Lindsay Lou & The Flatbellys Come Into Their Own
Lindsay Lou and Joshua Rilko, the husband-and-wife core of Lindsay Lou & The Flatbellys, were backpacking Central America’s so-called Gringo Highway when they met a man who had the secret to love.
“He told Josh there were three steps to take,” Lindsay Lou Rilko says by telephone from her new home in Nashville. “The first one was when you’re at home and you’re making pizza and you have the dough and the flour, just throw a little flour on her. I don’t remember the second rule, and Josh says the third rule is a secret that maybe he could tell me one day.”
It was that encounter that inspired Rilko to jot down the verse I met a man by the sea / and he told me the secret to love that she sings on “Everything Changed,” one of eight new songs on the band’s 12-track album, Ionia, due out on Valentine’s Day. The song also could serve as an anthem for a band that started as a bluegrass outfit in Lansing, MI, and has since evolved into a well-traveled roots ensemble poised for stardom.
“We started as a group of friends in college who liked playing bluegrass music,” Rilko says. “Over time we’ve come to find our own identity as you do in any craft you undertake.”
The band’s story begins in 2008 when college friends Joshua Rilko and Spencer Cain formed the bluegrass band The Flatbellys, along with Joshua Brand and Jesse Myers. Then Lindsay Lou walked into an open mic at Dagwood’s Tavern. The Flatbellys asked her to sing some harmonies, and Lindsay Lou & The Flatbellys was born. They added Keith Billik on the five-string banjo, and Mark Lavengood, a dobro player, followed in 2010.
Lindsay Lou and Joshua Rilko married in 2011 and Release Your Shrouds came a year later. Highlighted by the songs “Wonderful You Are” and “Lemon Squeezy,” the debut album reached No. 12 on the Folk DJ chart.
In between a relentless touring schedule, Lindsay Lou and Joshua Rilko recorded and released a 12-track duo album, Time & Luck, in December 2013. That same month, bassist P.J. George, known for his previous work with Nora Jane Struthers & The Party Line, replaced Billik and Cain.

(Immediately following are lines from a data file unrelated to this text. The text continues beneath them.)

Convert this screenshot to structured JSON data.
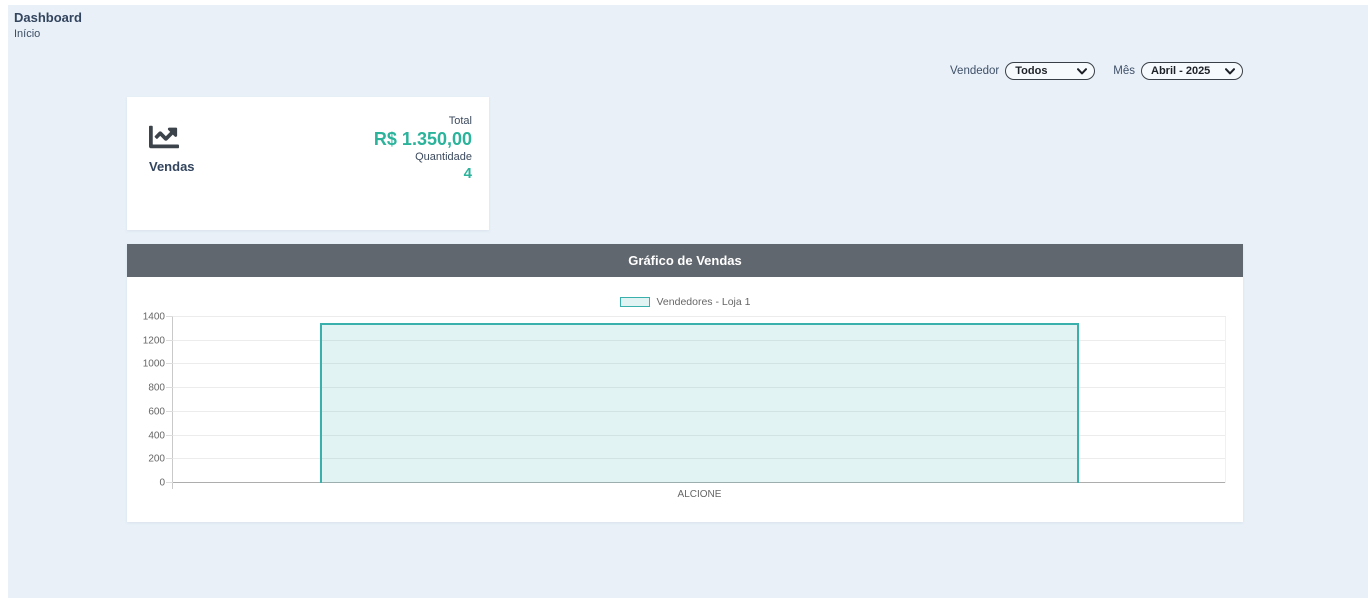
{
  "page": {
    "title": "Dashboard",
    "breadcrumb": "Início"
  },
  "filters": {
    "vendedor": {
      "label": "Vendedor",
      "value": "Todos"
    },
    "mes": {
      "label": "Mês",
      "value": "Abril - 2025"
    }
  },
  "summary_card": {
    "label": "Vendas",
    "icon": "chart-line-icon",
    "total_label": "Total",
    "total_value": "R$ 1.350,00",
    "quantity_label": "Quantidade",
    "quantity_value": "4",
    "accent_color": "#2bb39b"
  },
  "chart_panel": {
    "title": "Gráfico de Vendas"
  },
  "chart_data": {
    "type": "bar",
    "title": "Gráfico de Vendas",
    "categories": [
      "ALCIONE"
    ],
    "series": [
      {
        "name": "Vendedores - Loja 1",
        "values": [
          1350
        ]
      }
    ],
    "xlabel": "",
    "ylabel": "",
    "ylim": [
      0,
      1400
    ],
    "yticks": [
      0,
      200,
      400,
      600,
      800,
      1000,
      1200,
      1400
    ],
    "grid": true,
    "legend_position": "top",
    "bar_fill": "rgba(66,180,176,0.16)",
    "bar_border": "#39b0ac",
    "bar_width_ratio": 0.72
  },
  "colors": {
    "page_background": "#e9f0f8",
    "panel_header": "#61676e",
    "accent_teal": "#2bb39b"
  }
}
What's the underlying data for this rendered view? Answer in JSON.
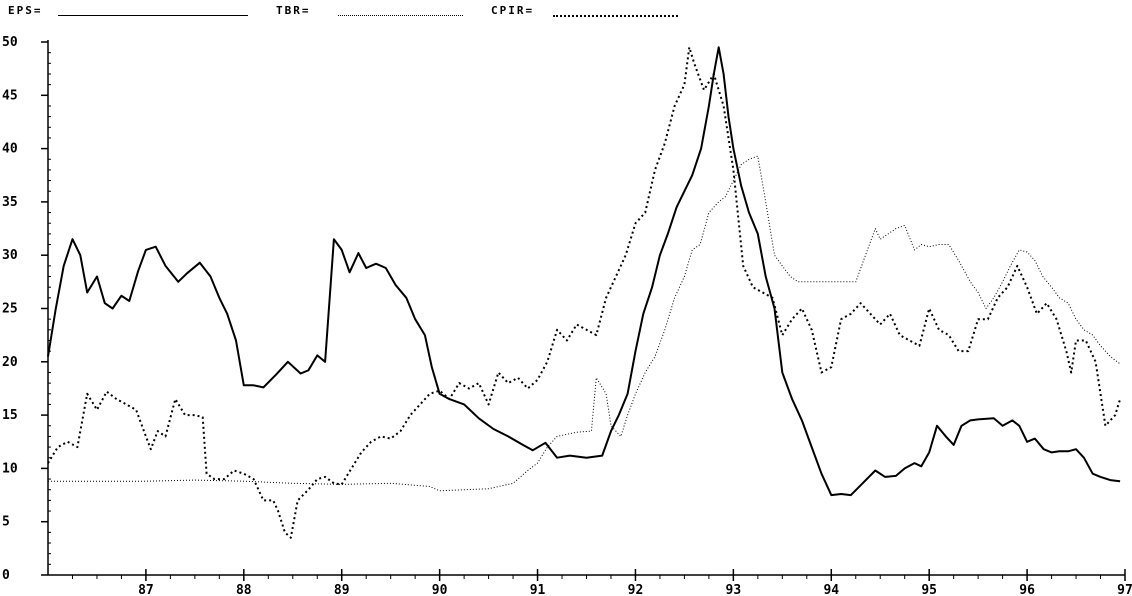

The new foursome of Lindsay Lou and Joshua Rilko, Lavengood and George rushed into The Record Company in Boston to record and release a four-song EP, Here Between, in January 2014. That EP features three originals – The Fix,” “Into Words” and the title cut – as well as a cover of May Erlewine’s “The River Jordan.”
“We wanted to release the EP right away because we didn’t have anything with P.J.,” Rilko says. “P.J. added a lot because he’s such a musical force. Anything he lays his hands on he can play, and he’s a fabulous singer and harmonizes with the best of them. Having his hand on the music has definitely had an effect.”
It’s an effect that can be heard throughout Ionia, the first full-length album with George. It was recorded over four days in the dining room of the Rilkos’ then-residence in Ionia, MI.
“I was inspired by Seth Bernard’s Being This Being, which he recorded in a living room at a house in Lansing,” Rilko says. “The sound really moved me in a way that felt real. I’m naturally inclined to respond to music that speaks to realness and truth. So, for this record it was our goal and intention to dive into the soul and spirit of playing together because we feel like we’ve come into ourselves in a new way.”
They hired Sue Bibeau and Jeff Oehler of Beehive Productions, who traveled to Michigan from upstate New York to record the album.
“They specialize in field recordings so they brought all of their gear,” Rilko says. “They basically brought the studio to our house. We cleared out the dining room space and just played. We did every song live together.”
In addition to “Everything Changed,” the album features standouts such as the opening track, “Hot Hands,” which rabbits playfully between off meters and stop-and-go bass lines, and “Old Songs,” a spirited folk song originally written as a Kickstarter request. There’s also reworked versions of “The Fix,” “Here Between” and “The River Jordan.”
“‘Everything Changed’ we finished in rehearsals just before we recorded,” Rilko says. “Most of the band hadn’t even heard it until then. ‘Hot Hands’ and ‘Old Song’ we put together on tour before we recorded the record.”
While the melody for “Hot Hands” popped into Rilko’s head on that same backpacking trip, it wasn’t until she was home that the lyrics began to take shape.
“I was talking with a friend of mine about her experiences of being newly in love,” Rilko says. “Josh and I have been together for six years and we’ve been married for three and a half years, but I could relate to everything she was saying. She talked about this look that he gives her when she starts talking about the future. He’s so happy that she’s talking about a future with him. It’s such an exciting thing being in love that I tried to capture.”
The Rilkos, who moved to Nashville three weeks ago, seem equally excited about the album’s release.
“I think they are all good songs, and they speak to the band’s narrative of what we promote in our identities and ideologies and musical stylings,” Rilko says. “It shows that we’re putting together songs that are fusing all of our influences, and that we have found the freedom to be ourselves.”